JCC2017 : Entre art et religion, “Sheikh Jackson” aborde la crise d’adolescence avec humour et profondeur

Comment accepter la mort d’un être cher quand on est un adolescent? Comment un jeune amoureux de la vie et de la danse du chanteur américain Michael Jackson bascule vers l’extrémisme religieux et cherche par tous les moyens à interdire à sa fille de 5 ans d’écouter des chansons occidentales? C’est autour de ces interrogations que le film du réalisateur égyptien Amr Salama “Sheikh Jackson” a voulu répondre.

Projeté, hier mardi, à guichets fermés, le film débute par la voix off du personnage principal le cheikh Khaled parlant à son psychologue et cherchant à comprendre l’origine de ses cauchemars et hallucinations suite à la nouvelle de la mort de Michael Jackson le 25 juin 2009 .

Provoquant une crise identitaire chez le religieux musulman, la mort du Roi de la Pop devient le point de départ d’une immersion dans la personnalité tiraillée du personnage principal. Usant de la technique du flashback, le réalisateur Amr Salama brosse le portrait du jeune Khaled qui s’est dévoué à la religion.

Surnommé à l’école “Jackson”, Khaled cultive un amour inconditionnel pour le chanteur américain. La chanson et la danse deviennent pour l’adolescent un refuge pour accepter la mort de sa mère, pour affirmer sa personnalité face à son père et pour séduire sa copine de classe Chirine dont il est amoureux. Face à un personnage magistralement joué par l’acteur égyptien Ahmad Al Fishawy, le spectateur plonge dans l’adolescence de Khaled et suit sa transformation et sa radicalisation religieuse.

En quête d’affirmation identitaire, Khaled, dont le prénom signifie “éternel” en arabe, n’arrive plus à combler le vide laissé par le décès de sa mère à travers les chansons de Jackson La religion vient ainsi prendre la relève pour trouver des réponses à l’absurdité de la mort et marquer en même temps la rupture avec le père.

Au delà des sujets évoqués relatifs à la crise existentielle vécue par le personnage principal, la force du film réside aussi dans la bande sonore du “Sheikh Jackson”. Sans pour autant utiliser les chansons connues du chanteur, le réalisateur égyptien réussit à transposer le monde de Michael Jackson dans la réalité du personnage à travers l’ellipse, le bruitage, les références aux vidéoclips et la danse du chanteur.
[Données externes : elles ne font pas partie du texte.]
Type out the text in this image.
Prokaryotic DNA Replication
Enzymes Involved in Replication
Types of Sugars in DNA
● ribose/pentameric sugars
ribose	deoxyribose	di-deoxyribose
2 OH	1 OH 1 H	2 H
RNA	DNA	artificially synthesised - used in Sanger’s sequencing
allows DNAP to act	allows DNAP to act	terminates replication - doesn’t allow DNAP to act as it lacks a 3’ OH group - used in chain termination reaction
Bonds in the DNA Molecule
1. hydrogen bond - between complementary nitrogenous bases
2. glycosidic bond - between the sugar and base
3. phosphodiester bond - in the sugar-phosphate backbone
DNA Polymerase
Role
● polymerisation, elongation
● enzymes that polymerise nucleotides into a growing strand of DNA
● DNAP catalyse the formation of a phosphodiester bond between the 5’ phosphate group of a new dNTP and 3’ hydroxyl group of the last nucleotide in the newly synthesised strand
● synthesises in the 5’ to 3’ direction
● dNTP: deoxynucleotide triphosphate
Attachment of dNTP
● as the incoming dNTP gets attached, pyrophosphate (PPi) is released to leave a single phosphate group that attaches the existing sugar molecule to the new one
Le monde de la star américaine devient ainsi un moyen pour le réalisateur pour critiquer une société égyptienne où l’adolescent en quête de liberté et de reconnaissance se trouve face à une société liberticide et conservatrice.

Avec des standings ovations, “Sheikh Jackson” a su toucher le public en parlant avec humour et subtilité de la crise d’adolescence, passage principal et universel pour passer à l’âge adulte.